Similarly, Germans got obsessed with getting rid of left-handedness through proper training, a mania that spread to America. Thus, Ronald Reagan, a natural lefthander, was raised as a righthander. Eventually, Americans got tired of it, perhaps due to anti-German feelings in WWI or the rise of lefthanded baseball stars like Babe Ruth. So, most of our recent Presidents were raised as lefthanders.
— Steve Sailer · Jun 13, 11:29 PM · #
Matt: While I hesitate to give advice to someone who has 4X more kids than I do, have you considered cloth diapering?
— Klug · Jun 14, 02:23 AM · #
I’ve never understood the whole “psychic trauma” thing some folks seem to associate with potty training. It’s just one of those things we all learn to do (with a few messy interludes). I have half-a-shelf of parenting books (Bazelton is there – recommended, as John says) that never got read past page 15 or so, as I quickly realized that most of it was just crap or common sense – and I didn’t need to read for common sense.

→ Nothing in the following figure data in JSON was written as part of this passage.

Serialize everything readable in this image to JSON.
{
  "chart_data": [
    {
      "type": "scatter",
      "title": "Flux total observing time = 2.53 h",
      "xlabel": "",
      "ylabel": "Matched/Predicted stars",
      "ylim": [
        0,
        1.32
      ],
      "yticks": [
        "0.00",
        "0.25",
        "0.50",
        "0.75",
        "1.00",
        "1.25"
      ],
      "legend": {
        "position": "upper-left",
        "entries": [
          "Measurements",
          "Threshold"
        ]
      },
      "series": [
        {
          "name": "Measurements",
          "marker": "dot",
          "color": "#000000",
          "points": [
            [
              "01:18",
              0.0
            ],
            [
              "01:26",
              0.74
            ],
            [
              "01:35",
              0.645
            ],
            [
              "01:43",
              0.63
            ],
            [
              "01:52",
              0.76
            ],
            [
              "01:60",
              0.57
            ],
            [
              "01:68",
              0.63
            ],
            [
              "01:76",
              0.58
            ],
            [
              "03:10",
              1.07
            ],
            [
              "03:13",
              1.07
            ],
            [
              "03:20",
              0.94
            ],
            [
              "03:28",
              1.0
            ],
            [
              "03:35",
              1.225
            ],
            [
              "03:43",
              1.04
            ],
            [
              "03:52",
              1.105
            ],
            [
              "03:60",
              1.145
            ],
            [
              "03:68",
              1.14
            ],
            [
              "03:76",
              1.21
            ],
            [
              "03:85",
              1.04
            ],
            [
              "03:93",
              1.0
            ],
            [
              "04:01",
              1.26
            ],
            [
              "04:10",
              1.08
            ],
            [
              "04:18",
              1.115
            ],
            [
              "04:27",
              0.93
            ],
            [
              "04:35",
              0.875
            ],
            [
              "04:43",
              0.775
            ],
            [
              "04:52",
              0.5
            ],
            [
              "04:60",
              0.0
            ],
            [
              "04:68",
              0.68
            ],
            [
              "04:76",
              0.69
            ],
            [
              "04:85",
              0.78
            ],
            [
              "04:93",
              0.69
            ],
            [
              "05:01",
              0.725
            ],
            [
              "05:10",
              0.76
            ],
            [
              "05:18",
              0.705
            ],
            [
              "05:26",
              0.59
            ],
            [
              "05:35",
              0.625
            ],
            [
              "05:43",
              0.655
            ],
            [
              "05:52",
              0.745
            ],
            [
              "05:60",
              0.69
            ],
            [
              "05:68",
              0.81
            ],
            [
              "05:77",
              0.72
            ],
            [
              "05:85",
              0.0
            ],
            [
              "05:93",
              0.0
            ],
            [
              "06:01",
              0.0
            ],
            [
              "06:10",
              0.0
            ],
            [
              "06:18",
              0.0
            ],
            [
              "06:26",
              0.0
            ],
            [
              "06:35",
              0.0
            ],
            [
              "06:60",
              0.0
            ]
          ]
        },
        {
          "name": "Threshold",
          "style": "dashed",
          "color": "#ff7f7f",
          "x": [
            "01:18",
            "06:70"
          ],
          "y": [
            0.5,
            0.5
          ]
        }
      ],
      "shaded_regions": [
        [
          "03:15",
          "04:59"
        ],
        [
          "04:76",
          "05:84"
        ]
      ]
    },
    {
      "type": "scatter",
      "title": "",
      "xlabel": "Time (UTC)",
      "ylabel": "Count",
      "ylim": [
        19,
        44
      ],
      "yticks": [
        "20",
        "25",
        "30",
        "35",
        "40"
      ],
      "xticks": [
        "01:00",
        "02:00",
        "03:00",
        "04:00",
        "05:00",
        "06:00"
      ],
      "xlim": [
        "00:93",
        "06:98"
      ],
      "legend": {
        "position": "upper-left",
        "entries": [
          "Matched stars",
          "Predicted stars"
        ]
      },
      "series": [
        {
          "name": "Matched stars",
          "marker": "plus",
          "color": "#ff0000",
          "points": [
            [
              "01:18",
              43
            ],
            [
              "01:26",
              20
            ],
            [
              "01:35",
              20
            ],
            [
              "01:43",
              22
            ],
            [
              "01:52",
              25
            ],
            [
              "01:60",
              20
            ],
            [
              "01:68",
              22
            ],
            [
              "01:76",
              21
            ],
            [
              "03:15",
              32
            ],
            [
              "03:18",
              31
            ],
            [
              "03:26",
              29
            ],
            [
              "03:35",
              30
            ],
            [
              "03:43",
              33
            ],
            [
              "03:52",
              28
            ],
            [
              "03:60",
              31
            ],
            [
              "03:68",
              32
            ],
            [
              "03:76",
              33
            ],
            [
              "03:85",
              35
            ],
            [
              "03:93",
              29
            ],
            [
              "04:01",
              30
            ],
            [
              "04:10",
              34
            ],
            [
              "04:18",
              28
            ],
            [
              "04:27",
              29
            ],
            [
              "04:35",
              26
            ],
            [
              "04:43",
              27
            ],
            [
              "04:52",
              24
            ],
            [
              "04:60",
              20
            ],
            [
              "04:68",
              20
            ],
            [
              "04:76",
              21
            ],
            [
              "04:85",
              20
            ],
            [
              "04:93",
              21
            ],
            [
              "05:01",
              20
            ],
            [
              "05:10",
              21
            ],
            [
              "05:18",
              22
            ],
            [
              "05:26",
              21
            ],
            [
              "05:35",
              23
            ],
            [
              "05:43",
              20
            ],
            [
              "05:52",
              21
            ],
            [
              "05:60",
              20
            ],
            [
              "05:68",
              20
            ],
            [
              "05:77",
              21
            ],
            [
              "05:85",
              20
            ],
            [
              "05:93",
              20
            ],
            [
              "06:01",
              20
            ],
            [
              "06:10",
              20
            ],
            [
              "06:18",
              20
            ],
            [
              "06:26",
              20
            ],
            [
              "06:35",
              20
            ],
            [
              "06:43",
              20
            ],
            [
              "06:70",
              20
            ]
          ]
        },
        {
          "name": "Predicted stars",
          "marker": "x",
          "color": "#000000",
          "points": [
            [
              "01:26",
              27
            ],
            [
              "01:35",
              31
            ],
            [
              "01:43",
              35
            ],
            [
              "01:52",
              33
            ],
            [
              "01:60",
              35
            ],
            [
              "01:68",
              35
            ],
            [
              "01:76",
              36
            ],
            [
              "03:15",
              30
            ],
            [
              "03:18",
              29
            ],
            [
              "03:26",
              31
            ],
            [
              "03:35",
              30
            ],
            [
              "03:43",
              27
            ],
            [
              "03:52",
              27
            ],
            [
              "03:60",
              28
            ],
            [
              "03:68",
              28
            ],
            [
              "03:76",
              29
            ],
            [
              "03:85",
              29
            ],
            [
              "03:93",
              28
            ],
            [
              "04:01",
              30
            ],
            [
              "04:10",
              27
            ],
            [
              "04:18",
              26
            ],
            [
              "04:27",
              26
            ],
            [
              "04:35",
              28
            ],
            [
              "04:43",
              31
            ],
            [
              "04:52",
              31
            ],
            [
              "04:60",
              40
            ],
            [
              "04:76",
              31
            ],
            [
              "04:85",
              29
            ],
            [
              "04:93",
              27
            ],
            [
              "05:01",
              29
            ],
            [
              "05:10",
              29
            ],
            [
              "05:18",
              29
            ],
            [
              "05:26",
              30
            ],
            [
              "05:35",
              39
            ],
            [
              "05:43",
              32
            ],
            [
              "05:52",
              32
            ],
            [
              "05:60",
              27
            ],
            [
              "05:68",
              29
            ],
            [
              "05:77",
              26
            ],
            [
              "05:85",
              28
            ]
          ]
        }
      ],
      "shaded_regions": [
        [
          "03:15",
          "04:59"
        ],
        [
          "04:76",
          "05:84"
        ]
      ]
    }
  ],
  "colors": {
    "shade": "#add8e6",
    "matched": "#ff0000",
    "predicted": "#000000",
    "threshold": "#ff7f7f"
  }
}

— Bryan · Jun 14, 12:38 PM · #
Bryan, people (rightly) think that their children’s behavior is a reflection on them, and potty training dredges up all sorts of anxieties about hygiene, sexuality, physical and cognitive development and what that portends for the future of one’s children. A child shitting on the dentist’s reception-room floor certain has the potential to be a traumatic experience, for the parent(s) at least, and perhaps for the child.
Just yesterday we were in Prospect Park and I was beaming as I watched my steely-eyed three year old riding a galloping carousel horse all by herself, while older children were riding static horses with their mothers hovering over them, half cradling their charges as the merry go round went round and round. Obviously these women were well on their way to producing timorous, clingy children, incapable of meeting the world with their chin’s up and shoulders squared.
The second time around my daughter opted for a static mount. On this go ‘round her eyes were brighter, and was much more smiling.